PayPayのクレジットカード不正利用はどんな出来事だったのか

 2018年後半はPayPayの100億円還元キャンペーンを筆頭に、様々なキャッシュレス決済サービスがシェア獲得のためのキャンペーンを行い、積極的に利用した方はずいぶんと恩恵を受けたようです。

 PayPayは、PayPayに加盟しているお店の支払いを、現金を使わずに行うことができるスマートフォンのアプリです。プリペイドカードのように先にお金を入金しておいて、その範囲内で支払いをおこなうこともできますし、クレジットカードを登録しておいて、そこから支払われるようにすることもできます。

 

 このクレジットカードで支払いができるとう機能を悪用され、身に覚えのない請求がされたという苦情が複数件数発生しました。

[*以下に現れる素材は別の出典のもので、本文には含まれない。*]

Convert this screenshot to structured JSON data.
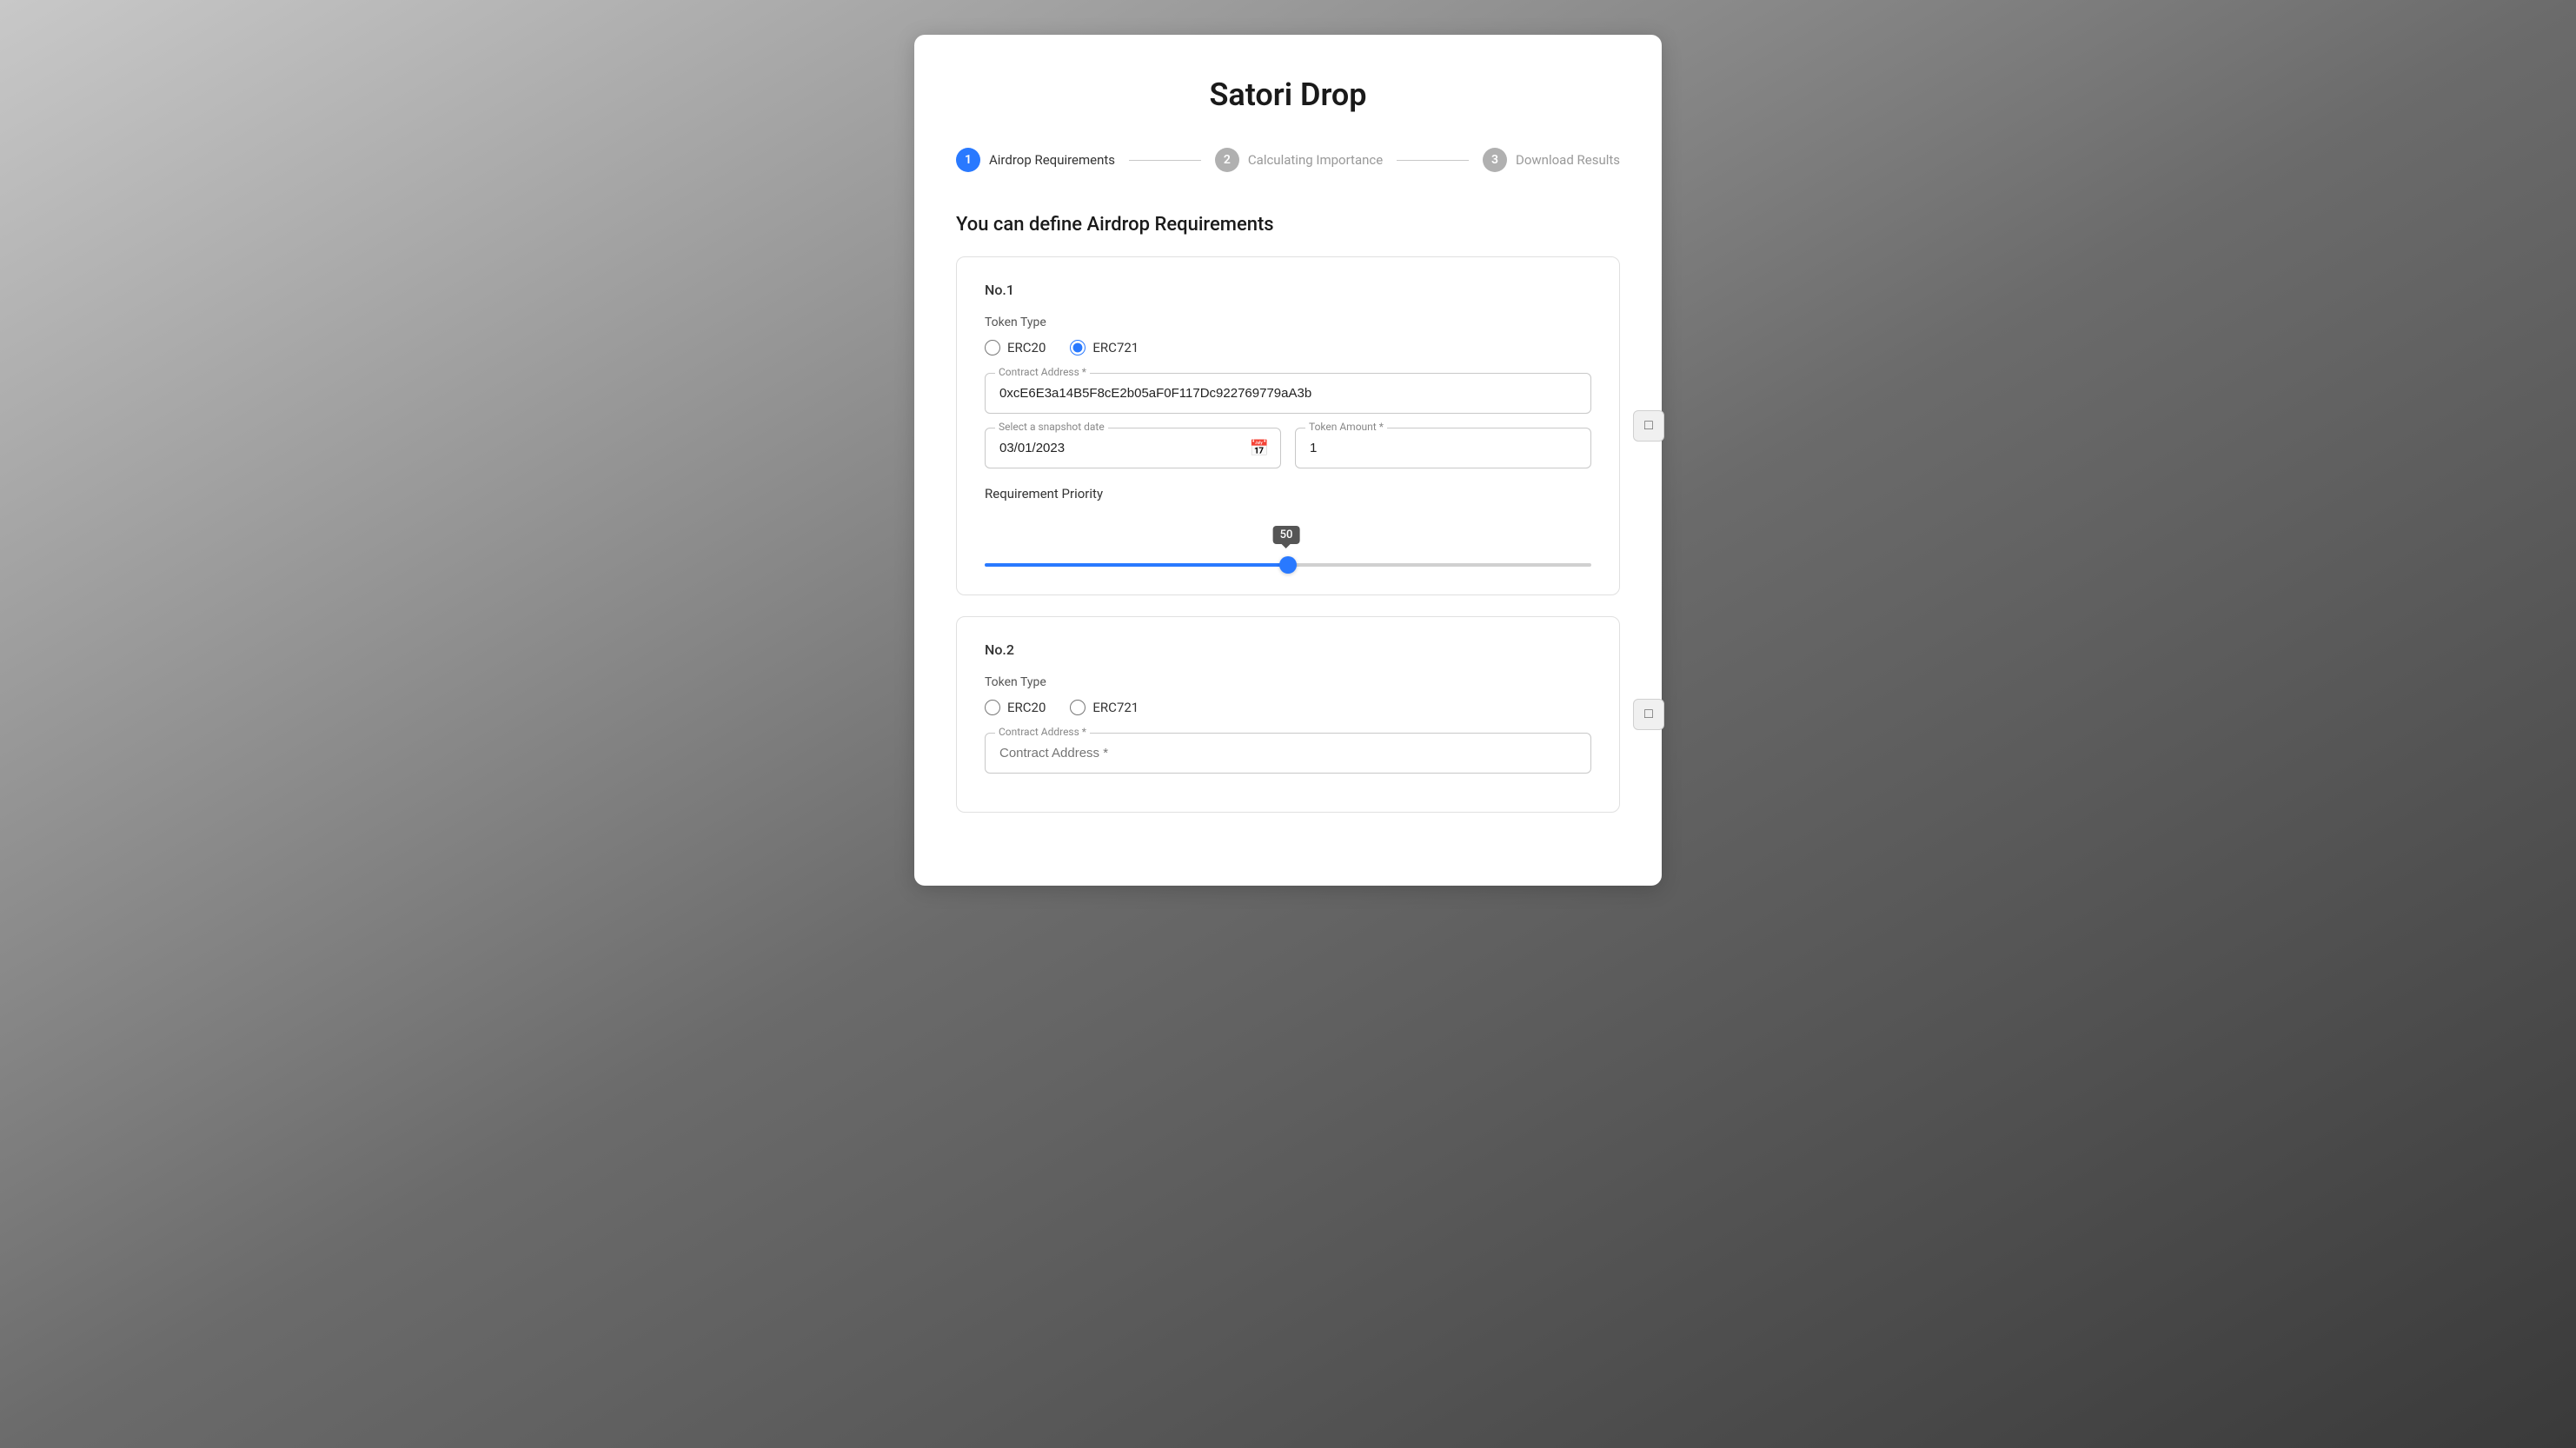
{
  "page": {
    "title": "Satori Drop"
  },
  "stepper": {
    "steps": [
      {
        "id": "step-1",
        "number": "1",
        "label": "Airdrop Requirements",
        "active": true
      },
      {
        "id": "step-2",
        "number": "2",
        "label": "Calculating Importance",
        "active": false
      },
      {
        "id": "step-3",
        "number": "3",
        "label": "Download Results",
        "active": false
      }
    ]
  },
  "section": {
    "heading": "You can define Airdrop Requirements"
  },
  "card1": {
    "number": "No.1",
    "token_type_label": "Token Type",
    "erc20_label": "ERC20",
    "erc721_label": "ERC721",
    "erc721_selected": true,
    "contract_address_label": "Contract Address *",
    "contract_address_value": "0xcE6E3a14B5F8cE2b05aF0F117Dc922769779aA3b",
    "snapshot_date_label": "Select a snapshot date",
    "snapshot_date_value": "03/01/2023",
    "token_amount_label": "Token Amount *",
    "token_amount_value": "1",
    "requirement_priority_label": "Requirement Priority",
    "slider_value": 50,
    "slider_tooltip": "50"
  },
  "card2": {
    "number": "No.2",
    "token_type_label": "Token Type",
    "erc20_label": "ERC20",
    "erc721_label": "ERC721",
    "erc721_selected": false,
    "contract_address_label": "Contract Address *",
    "contract_address_value": ""
  },
  "icons": {
    "calendar": "📅",
    "delete": "⊟"
  }
}
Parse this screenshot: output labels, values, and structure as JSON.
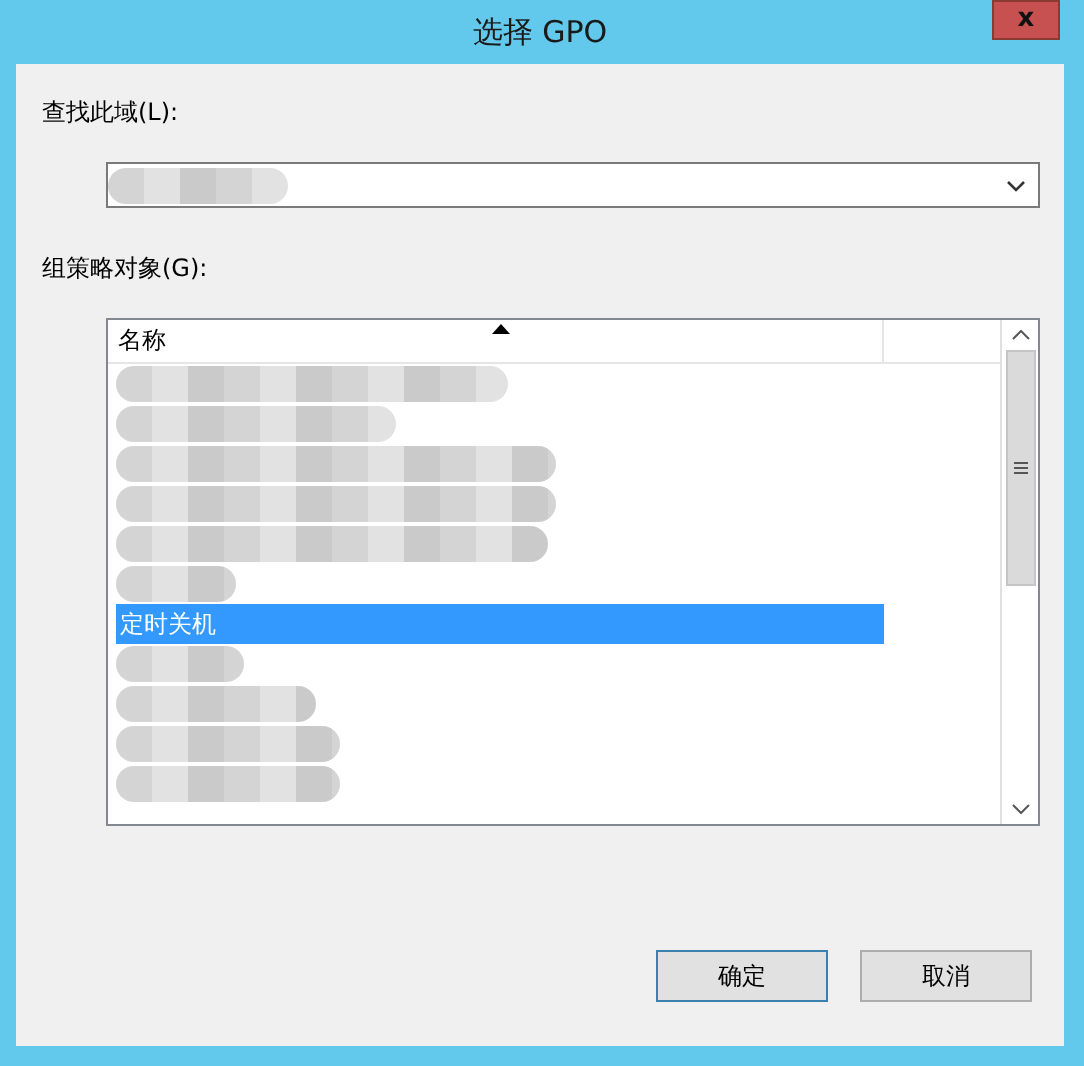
{
  "window": {
    "title": "选择 GPO",
    "close": "x"
  },
  "domain": {
    "label": "查找此域(L):",
    "value": {
      "kind": "redacted"
    }
  },
  "gpo_list": {
    "label": "组策略对象(G):",
    "columns": [
      {
        "title": "名称",
        "sorted": true
      }
    ],
    "rows": [
      {
        "kind": "redacted",
        "selected": false
      },
      {
        "kind": "redacted",
        "selected": false
      },
      {
        "kind": "redacted",
        "selected": false
      },
      {
        "kind": "redacted",
        "selected": false
      },
      {
        "kind": "redacted",
        "selected": false
      },
      {
        "kind": "redacted",
        "selected": false
      },
      {
        "kind": "text",
        "name": "定时关机",
        "selected": true
      },
      {
        "kind": "redacted",
        "selected": false
      },
      {
        "kind": "redacted",
        "selected": false
      },
      {
        "kind": "redacted",
        "selected": false
      },
      {
        "kind": "redacted",
        "selected": false
      }
    ]
  },
  "buttons": [
    {
      "label": "确定",
      "default": true
    },
    {
      "label": "取消",
      "default": false
    }
  ]
}
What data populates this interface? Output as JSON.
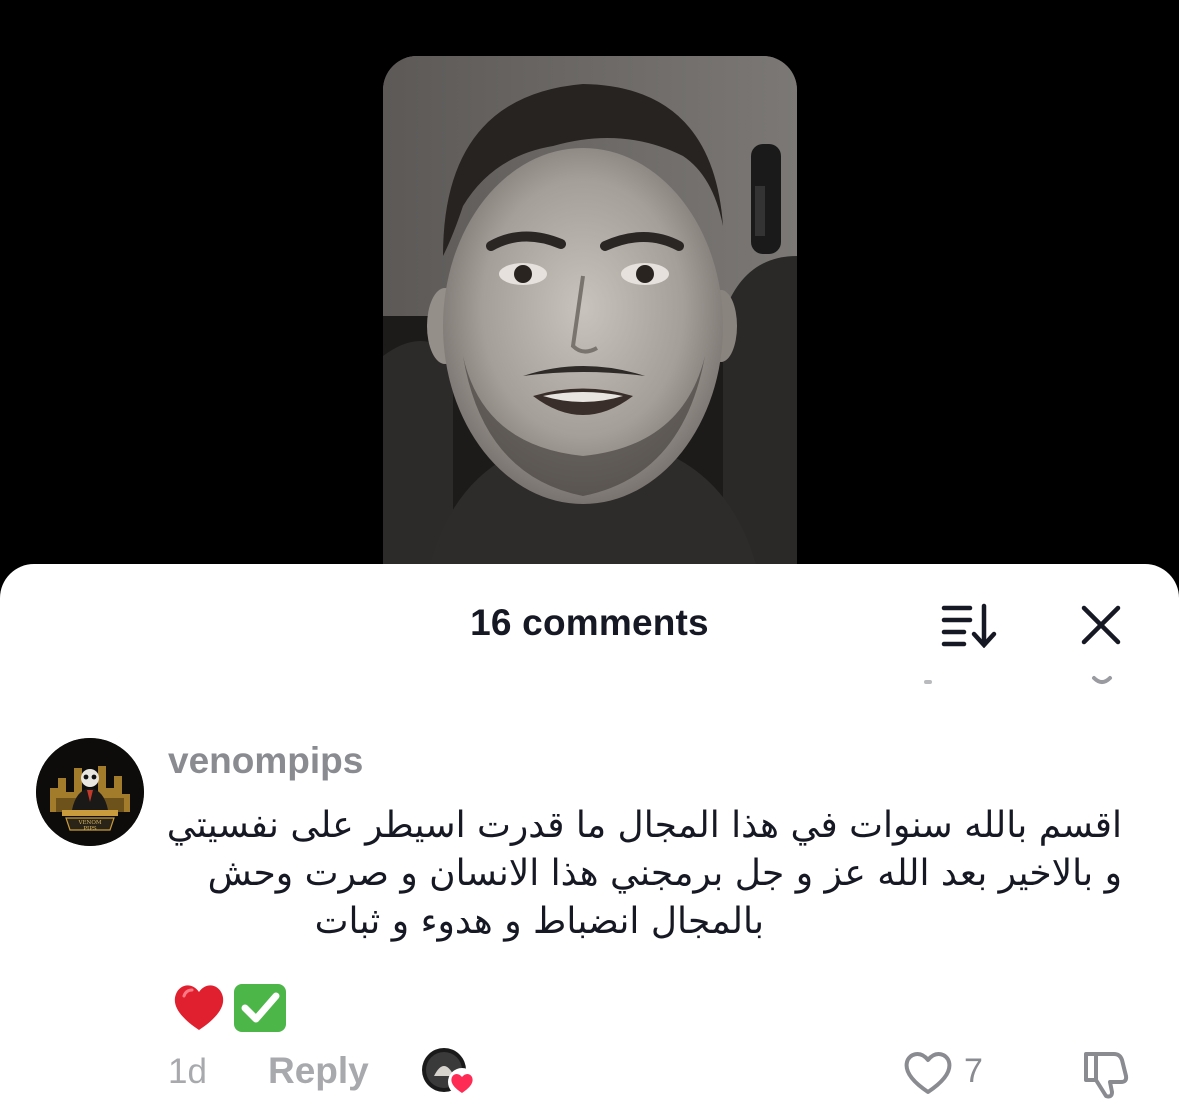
{
  "video": {
    "thumbnail_description_icon": "video-thumbnail"
  },
  "comments_sheet": {
    "title": "16 comments",
    "sort_icon": "sort-icon",
    "close_icon": "close-icon"
  },
  "comment": {
    "username": "venompips",
    "avatar_icon": "venom-pips-logo-avatar",
    "avatar_logo_text": "VENOM PIPS",
    "text_lines": [
      "اقسم بالله سنوات في هذا المجال ما قدرت اسيطر على نفسيتي",
      "و بالاخير بعد الله عز و جل برمجني هذا الانسان و صرت وحش",
      "بالمجال انضباط و هدوء و ثبات"
    ],
    "emojis": [
      "✅",
      "❤️"
    ],
    "time": "1d",
    "reply_label": "Reply",
    "creator_liked_icon": "creator-liked-avatar-heart",
    "like_icon": "heart-outline-icon",
    "like_count": "7",
    "dislike_icon": "thumbs-down-icon"
  },
  "colors": {
    "background": "#000000",
    "sheet": "#ffffff",
    "primary_text": "#161823",
    "secondary_text": "#8a8b91",
    "muted_text": "#a8a9ad",
    "heart_accent": "#fe2c55",
    "emoji_check_green": "#4cb648",
    "emoji_heart_red": "#e0202e"
  }
}
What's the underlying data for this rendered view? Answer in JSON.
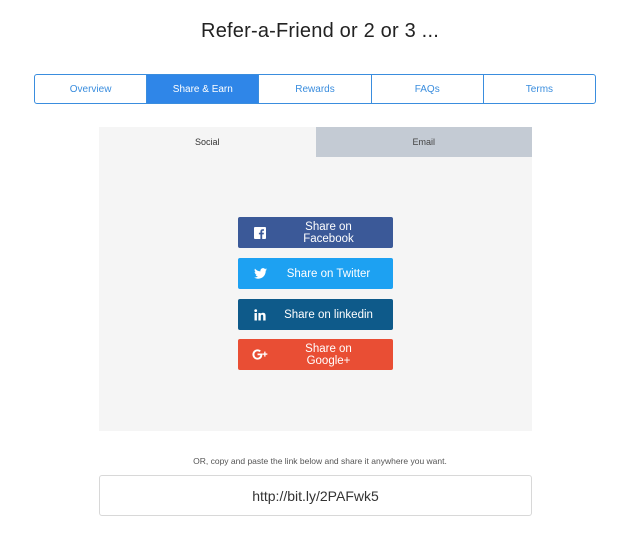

当初は、クレジットカードの登録の失敗回数に制限がなく、何度でも番号とセキュリティコードを入力できるようになっていたので、繰り返し試行してたまたま成功したものを使った悪い奴がいるのだろうということで、2018年12月18日にクレジットカードの入力の回数制限が設定されました。

 回数制限が無かったことはびっくりですが、とにかく利用者を増やすために利便性を優先したんでしょうかね。

 

 しかし、ことはこれで収まらず、よくよく調べてみると不正利用はこの繰り返し試行されたパターンではなく、何らかの方法でカード番号とセキュリティコードを入手した犯人が不正利用を行っていたことが分かりました。

 暫定対策として2018年12月21日にはクレジットカードの1日当たりの利用額が2万円までに制限されました。

 さらに、回数制限を設けることを発表した10日後の2018年12月27日には、新たに“3Dセキュア”に対応することが発表されました。3Dセキュアは、インターネットで買い物をするときに、カード番号を入力した後、別のサイトへ飛ばされて、あらかじめ登録しておいたIDとパスワードでログインを促されるあのシステムのことです。

 

 最初からそうしておけば良かったのに、と部外者は勝手に思ってしまいますが、中では色々な事情があったのでしょう。PayPayはカード会社に賠償するらしいですが、ソフトバンクにしてみれば大した額ではないのかも知れません。PayPayにうさんくさいという印象をもってしまった人も多いと思いますが、ダントツのシェアを獲得してしまえばそんなの関係ないのかも知れません。